La variazione di prezzo varia anche in base all’imbarcadero da dove sali sulla gondola.
Il costo è per il viaggio, non a persona. Se vuoi fare un percorso diverso da quello previsto, il costo potrebbe cambiare, perciò ti consiglio di metterti d’accordo prima di iniziare il tour.

Per trovare un gondoliere chiedi al bancale, il capo di ogni stazione.
Ti consiglierà il nome dei gondolieri che sono di turno il giorno che avrai scelto per il tour.

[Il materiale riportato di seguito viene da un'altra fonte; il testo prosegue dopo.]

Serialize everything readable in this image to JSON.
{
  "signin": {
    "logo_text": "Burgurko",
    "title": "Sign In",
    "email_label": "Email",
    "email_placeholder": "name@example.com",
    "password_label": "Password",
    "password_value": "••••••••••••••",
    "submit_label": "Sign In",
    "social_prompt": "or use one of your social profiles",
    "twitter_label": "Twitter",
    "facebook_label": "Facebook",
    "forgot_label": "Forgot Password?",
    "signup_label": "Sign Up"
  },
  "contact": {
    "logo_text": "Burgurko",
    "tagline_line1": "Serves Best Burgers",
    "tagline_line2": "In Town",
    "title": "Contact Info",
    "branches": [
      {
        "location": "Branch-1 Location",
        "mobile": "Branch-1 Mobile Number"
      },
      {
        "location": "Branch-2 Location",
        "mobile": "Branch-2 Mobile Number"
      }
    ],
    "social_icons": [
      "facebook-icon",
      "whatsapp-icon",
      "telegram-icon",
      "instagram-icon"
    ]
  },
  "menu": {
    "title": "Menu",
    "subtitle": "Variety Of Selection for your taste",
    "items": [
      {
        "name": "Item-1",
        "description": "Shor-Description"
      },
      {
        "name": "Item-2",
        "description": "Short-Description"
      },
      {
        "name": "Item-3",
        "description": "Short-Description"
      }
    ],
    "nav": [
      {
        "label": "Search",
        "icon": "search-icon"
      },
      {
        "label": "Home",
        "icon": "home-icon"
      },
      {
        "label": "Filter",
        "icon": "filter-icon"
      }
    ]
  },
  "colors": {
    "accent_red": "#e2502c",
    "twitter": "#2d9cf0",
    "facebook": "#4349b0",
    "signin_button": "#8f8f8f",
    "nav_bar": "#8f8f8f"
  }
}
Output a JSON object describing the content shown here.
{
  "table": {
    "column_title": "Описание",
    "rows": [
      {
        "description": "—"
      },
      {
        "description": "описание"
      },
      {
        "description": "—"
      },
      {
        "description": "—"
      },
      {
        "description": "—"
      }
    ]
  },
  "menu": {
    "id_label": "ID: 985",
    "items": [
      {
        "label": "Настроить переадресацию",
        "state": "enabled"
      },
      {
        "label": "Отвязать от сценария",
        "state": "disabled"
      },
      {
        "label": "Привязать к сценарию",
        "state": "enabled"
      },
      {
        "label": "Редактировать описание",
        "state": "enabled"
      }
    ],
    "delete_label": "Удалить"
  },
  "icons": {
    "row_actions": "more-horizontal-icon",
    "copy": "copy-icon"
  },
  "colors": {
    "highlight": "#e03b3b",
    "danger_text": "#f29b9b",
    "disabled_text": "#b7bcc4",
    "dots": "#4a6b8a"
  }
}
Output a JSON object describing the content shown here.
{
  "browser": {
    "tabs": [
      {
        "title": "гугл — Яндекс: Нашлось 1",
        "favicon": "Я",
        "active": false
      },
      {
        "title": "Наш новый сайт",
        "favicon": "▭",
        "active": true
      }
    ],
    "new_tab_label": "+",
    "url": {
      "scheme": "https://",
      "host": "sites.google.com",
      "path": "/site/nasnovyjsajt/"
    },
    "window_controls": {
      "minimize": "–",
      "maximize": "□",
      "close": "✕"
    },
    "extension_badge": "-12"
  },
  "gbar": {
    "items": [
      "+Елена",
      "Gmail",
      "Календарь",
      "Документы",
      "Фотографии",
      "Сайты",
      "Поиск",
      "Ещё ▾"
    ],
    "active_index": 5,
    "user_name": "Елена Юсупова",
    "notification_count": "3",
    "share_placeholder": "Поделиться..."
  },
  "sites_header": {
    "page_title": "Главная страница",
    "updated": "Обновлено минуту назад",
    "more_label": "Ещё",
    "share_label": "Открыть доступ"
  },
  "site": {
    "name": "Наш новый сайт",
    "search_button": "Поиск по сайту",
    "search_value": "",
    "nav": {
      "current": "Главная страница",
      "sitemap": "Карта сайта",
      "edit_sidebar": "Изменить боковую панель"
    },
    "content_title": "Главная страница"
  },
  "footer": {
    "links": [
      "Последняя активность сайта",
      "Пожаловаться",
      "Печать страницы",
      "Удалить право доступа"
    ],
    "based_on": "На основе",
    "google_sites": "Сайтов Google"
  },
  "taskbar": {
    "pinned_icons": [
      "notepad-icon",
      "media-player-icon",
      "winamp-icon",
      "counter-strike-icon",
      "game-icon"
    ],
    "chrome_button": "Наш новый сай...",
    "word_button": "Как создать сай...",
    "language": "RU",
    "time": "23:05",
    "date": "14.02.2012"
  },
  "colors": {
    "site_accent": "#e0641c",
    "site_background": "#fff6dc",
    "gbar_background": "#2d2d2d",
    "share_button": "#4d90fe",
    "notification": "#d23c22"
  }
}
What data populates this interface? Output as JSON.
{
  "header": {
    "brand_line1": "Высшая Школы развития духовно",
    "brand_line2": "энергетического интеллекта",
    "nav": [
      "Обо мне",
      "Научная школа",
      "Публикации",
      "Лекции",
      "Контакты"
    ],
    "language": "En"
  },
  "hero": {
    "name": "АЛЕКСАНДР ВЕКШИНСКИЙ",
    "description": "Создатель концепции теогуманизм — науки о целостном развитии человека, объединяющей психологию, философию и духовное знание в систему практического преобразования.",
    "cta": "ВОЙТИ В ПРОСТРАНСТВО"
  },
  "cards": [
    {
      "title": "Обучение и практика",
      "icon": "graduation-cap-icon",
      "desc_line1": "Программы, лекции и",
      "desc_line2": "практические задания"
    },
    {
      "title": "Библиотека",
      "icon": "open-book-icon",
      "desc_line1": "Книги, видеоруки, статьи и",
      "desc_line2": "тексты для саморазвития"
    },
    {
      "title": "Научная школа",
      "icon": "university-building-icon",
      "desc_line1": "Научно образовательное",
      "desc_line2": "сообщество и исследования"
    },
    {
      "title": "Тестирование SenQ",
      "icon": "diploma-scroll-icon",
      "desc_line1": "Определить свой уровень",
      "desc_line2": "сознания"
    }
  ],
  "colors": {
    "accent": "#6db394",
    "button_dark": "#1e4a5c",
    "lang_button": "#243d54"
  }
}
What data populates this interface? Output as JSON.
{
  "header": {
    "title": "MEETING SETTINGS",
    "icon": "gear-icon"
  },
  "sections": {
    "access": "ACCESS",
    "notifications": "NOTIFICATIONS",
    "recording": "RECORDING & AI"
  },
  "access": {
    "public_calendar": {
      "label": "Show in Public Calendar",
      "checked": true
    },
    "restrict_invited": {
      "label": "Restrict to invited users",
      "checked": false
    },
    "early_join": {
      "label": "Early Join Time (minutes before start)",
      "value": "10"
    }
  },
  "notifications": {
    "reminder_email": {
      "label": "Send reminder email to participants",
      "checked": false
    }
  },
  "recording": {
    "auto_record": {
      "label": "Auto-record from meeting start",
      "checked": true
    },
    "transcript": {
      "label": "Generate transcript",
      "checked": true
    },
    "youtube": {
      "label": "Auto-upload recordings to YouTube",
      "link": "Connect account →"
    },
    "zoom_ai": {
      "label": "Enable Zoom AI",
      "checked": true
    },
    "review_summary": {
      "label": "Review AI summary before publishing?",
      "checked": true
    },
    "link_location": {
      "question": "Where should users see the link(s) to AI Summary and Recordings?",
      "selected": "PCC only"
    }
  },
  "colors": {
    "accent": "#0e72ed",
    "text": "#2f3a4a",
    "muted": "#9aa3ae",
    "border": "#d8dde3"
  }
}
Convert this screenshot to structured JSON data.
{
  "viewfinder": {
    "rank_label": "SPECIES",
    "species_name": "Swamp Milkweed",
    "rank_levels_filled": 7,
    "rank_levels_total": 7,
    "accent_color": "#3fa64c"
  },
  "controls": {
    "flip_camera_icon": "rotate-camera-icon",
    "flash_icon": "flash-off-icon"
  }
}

Quanto costa un giro in gondola: i prezzi
Foto: Alessia Mauri

Come noleggiare una gondola

1. Andare dagli stazi (le fermate) dove sono ormeggiate le gondole. Potrai prenotare un giro in gondola secondo i turni dei gondolieri, o semplicemente avvicinarti al gondoliere che ti proporrà “gondola?”
Qui di seguito l’elenco degli stazi:

    • DANIELI
    • MOLO
    • MOLO
    • TRINITA’
    • SANTA MARIA DEL GIGLIO
    • SAN TOMA’
    • SAN BENETO
    • CARBON
    • SANTA SOFIA
    • SAN MARCUOLA

2. Accettando gli inviti di qualsiasi gondoliere che incontrerai vicino ad ponte od un altro punto della città.
Sono gondolieri ufficiali che lavorano nel loro giorno di riposo. Gli orari sono personalizzati e diversi da ognuno di loro.
Sicuramente però difficilmente tutti ti porteranno prima delle 9.00. In estate invece molti di loro sono disponibili fino a mezzanotte e anche più tardi.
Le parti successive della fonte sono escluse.